Sur la protection sociale, qui pose le principe de solidarité, l’idée énonçant que "notre protection sociale est inefficace" s’avère contredite là aussi par les analyses. Au contraire, la protection sociale "réduit la pauvreté de moitié", conclut l’ouvrage. Le Secours Catholique - Caritas France propose une solution pour résorber la pauvreté : "Assurer un revenu minimum à tous" à "893 euros, (…) montant que devrait atteindre un revenu minimum garanti". Pour l’association,  "ce revenu doit pouvoir être un véritable revenu socle, inaliénable. Il ne doit pas être soumis à des conditionnalités ou à des contreparties qui minent le fait qu’il est d’abord un droit et qui constituent un facteur clé du non-recours.
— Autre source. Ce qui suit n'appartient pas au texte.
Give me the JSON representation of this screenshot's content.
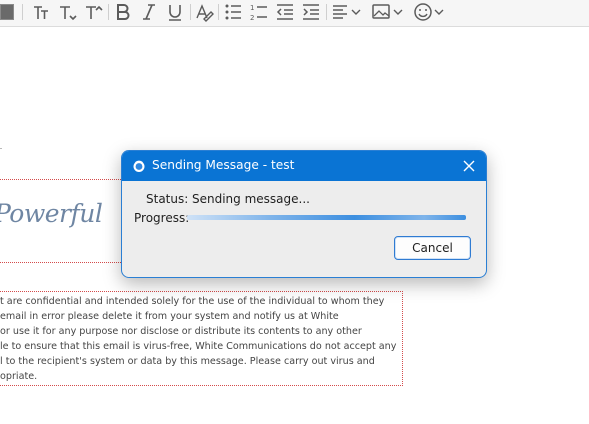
{
  "toolbar": {
    "items": [
      "color-swatch",
      "font-size-icon",
      "font-size-decrease-icon",
      "font-size-increase-icon",
      "bold-icon",
      "italic-icon",
      "underline-icon",
      "clear-formatting-icon",
      "bulleted-list-icon",
      "numbered-list-icon",
      "outdent-icon",
      "indent-icon",
      "align-icon",
      "insert-image-icon",
      "emoji-icon"
    ]
  },
  "editor": {
    "signature_text": "Powerful",
    "disclaimer_lines": [
      "t are confidential and intended solely for the use of the individual to whom they",
      "email in error please delete it from your system and notify us at White",
      " or use it for any purpose nor disclose or distribute its contents to any other",
      "le to ensure that this email is virus-free, White Communications do not accept any",
      "l to the recipient's system or data by this message. Please carry out virus and",
      "opriate."
    ]
  },
  "dialog": {
    "title": "Sending Message - test",
    "status_label": "Status:",
    "status_value": "Sending message...",
    "progress_label": "Progress:",
    "progress_fraction": 1.0,
    "cancel_label": "Cancel",
    "accent_color": "#0a74d4"
  }
}
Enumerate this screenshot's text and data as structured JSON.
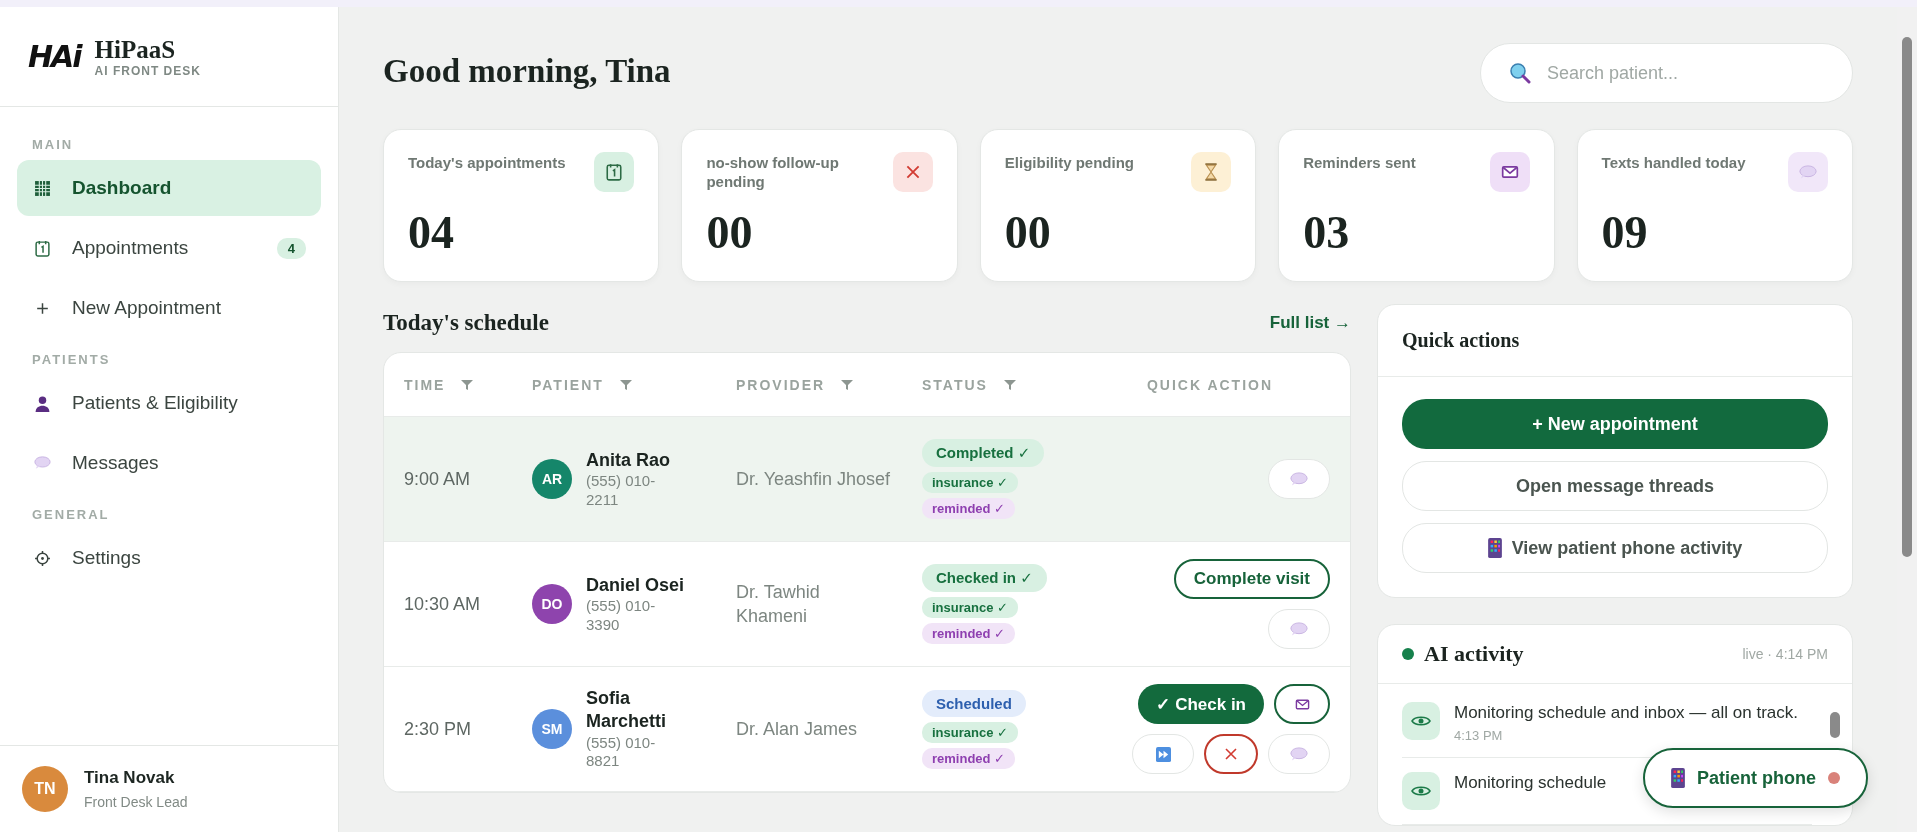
{
  "brand": {
    "logo": "HAi",
    "name": "HiPaaS",
    "tagline": "AI FRONT DESK"
  },
  "nav_sections": [
    {
      "title": "MAIN",
      "items": [
        {
          "label": "Dashboard",
          "kind": "grid",
          "selected": true
        },
        {
          "label": "Appointments",
          "kind": "calendar",
          "selected": false,
          "badge": "4"
        },
        {
          "label": "New Appointment",
          "kind": "plus",
          "selected": false
        }
      ]
    },
    {
      "title": "PATIENTS",
      "items": [
        {
          "label": "Patients & Eligibility",
          "kind": "person",
          "selected": false
        },
        {
          "label": "Messages",
          "kind": "chat",
          "selected": false
        }
      ]
    },
    {
      "title": "GENERAL",
      "items": [
        {
          "label": "Settings",
          "kind": "gear",
          "selected": false
        }
      ]
    }
  ],
  "user": {
    "initials": "TN",
    "name": "Tina Novak",
    "role": "Front Desk Lead"
  },
  "greeting": "Good morning, Tina",
  "search": {
    "placeholder": "Search patient..."
  },
  "stats": [
    {
      "label": "Today's appointments",
      "value": "04",
      "kind": "calendar"
    },
    {
      "label": "no-show follow-up pending",
      "value": "00",
      "kind": "cross"
    },
    {
      "label": "Eligibility pending",
      "value": "00",
      "kind": "hourglass"
    },
    {
      "label": "Reminders sent",
      "value": "03",
      "kind": "mail"
    },
    {
      "label": "Texts handled today",
      "value": "09",
      "kind": "chat"
    }
  ],
  "schedule": {
    "title": "Today's schedule",
    "link": "Full list →",
    "columns": [
      {
        "label": "TIME",
        "filter": true
      },
      {
        "label": "PATIENT",
        "filter": true
      },
      {
        "label": "PROVIDER",
        "filter": true
      },
      {
        "label": "STATUS",
        "filter": true
      },
      {
        "label": "QUICK ACTION",
        "filter": false
      }
    ],
    "rows": [
      {
        "time": "9:00 AM",
        "initials": "AR",
        "color": "#15866a",
        "name": "Anita Rao",
        "phone": "(555) 010-2211",
        "provider": "Dr. Yeashfin Jhosef",
        "highlighted": true,
        "status": {
          "label": "Completed ✓",
          "kind": "done"
        },
        "tags": [
          {
            "label": "insurance ✓",
            "kind": "insurance"
          },
          {
            "label": "reminded ✓",
            "kind": "reminded"
          }
        ],
        "actions": [
          [
            {
              "kind": "chat"
            }
          ]
        ]
      },
      {
        "time": "10:30 AM",
        "initials": "DO",
        "color": "#8e44ad",
        "name": "Daniel Osei",
        "phone": "(555) 010-3390",
        "provider": "Dr. Tawhid Khameni",
        "highlighted": false,
        "status": {
          "label": "Checked in ✓",
          "kind": "done"
        },
        "tags": [
          {
            "label": "insurance ✓",
            "kind": "insurance"
          },
          {
            "label": "reminded ✓",
            "kind": "reminded"
          }
        ],
        "actions": [
          [
            {
              "kind": "outline",
              "label": "Complete visit"
            }
          ],
          [
            {
              "kind": "chat"
            }
          ]
        ]
      },
      {
        "time": "2:30 PM",
        "initials": "SM",
        "color": "#5b8fdc",
        "name": "Sofia Marchetti",
        "phone": "(555) 010-8821",
        "provider": "Dr. Alan James",
        "highlighted": false,
        "status": {
          "label": "Scheduled",
          "kind": "scheduled"
        },
        "tags": [
          {
            "label": "insurance ✓",
            "kind": "insurance"
          },
          {
            "label": "reminded ✓",
            "kind": "reminded"
          }
        ],
        "actions": [
          [
            {
              "kind": "primary",
              "label": "✓ Check in"
            },
            {
              "kind": "mail"
            }
          ],
          [
            {
              "kind": "skip"
            },
            {
              "kind": "cancel"
            },
            {
              "kind": "chat"
            }
          ]
        ]
      }
    ]
  },
  "quick_actions": {
    "title": "Quick actions",
    "buttons": [
      {
        "label": "+ New appointment",
        "kind": "primary"
      },
      {
        "label": "Open message threads",
        "kind": "plain"
      },
      {
        "label": "View patient phone activity",
        "kind": "phone"
      }
    ]
  },
  "ai_activity": {
    "title": "AI activity",
    "live": "live · 4:14 PM",
    "items": [
      {
        "text": "Monitoring schedule and inbox — all on track.",
        "time": "4:13 PM"
      },
      {
        "text": "Monitoring schedule"
      }
    ]
  },
  "patient_phone": {
    "label": "Patient phone",
    "online": false
  }
}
Notre société doit pouvoir assurer une sécurité de revenu à tous ses membres, en particulier au plus fragiles, conformément à l’avis de la Commission nationale consultative des droits de l’homme (CNCDH) sur la création du revenu universel d’activité, paru en juin 2020."

 

Bibliographie

ATD Quart Monde, En finir avec les idées fausses sur les pauvres et la pauvreté. Les éditions de l’Atelier, Éditions Quart Monde, 2020. 272 pages.

Collectif. Comprendre les dimensions de la pauvreté en croisant les savoirs « Tout est lié, rien n’est figé ». ATD Quart Monde, Secours Catholique - Caritas France. 2019. 72 pages.

Secours Catholique - Caritas France, État de la pauvreté en France 2020. Budget des ménages. des choix impossibles. 2020. 146 pages.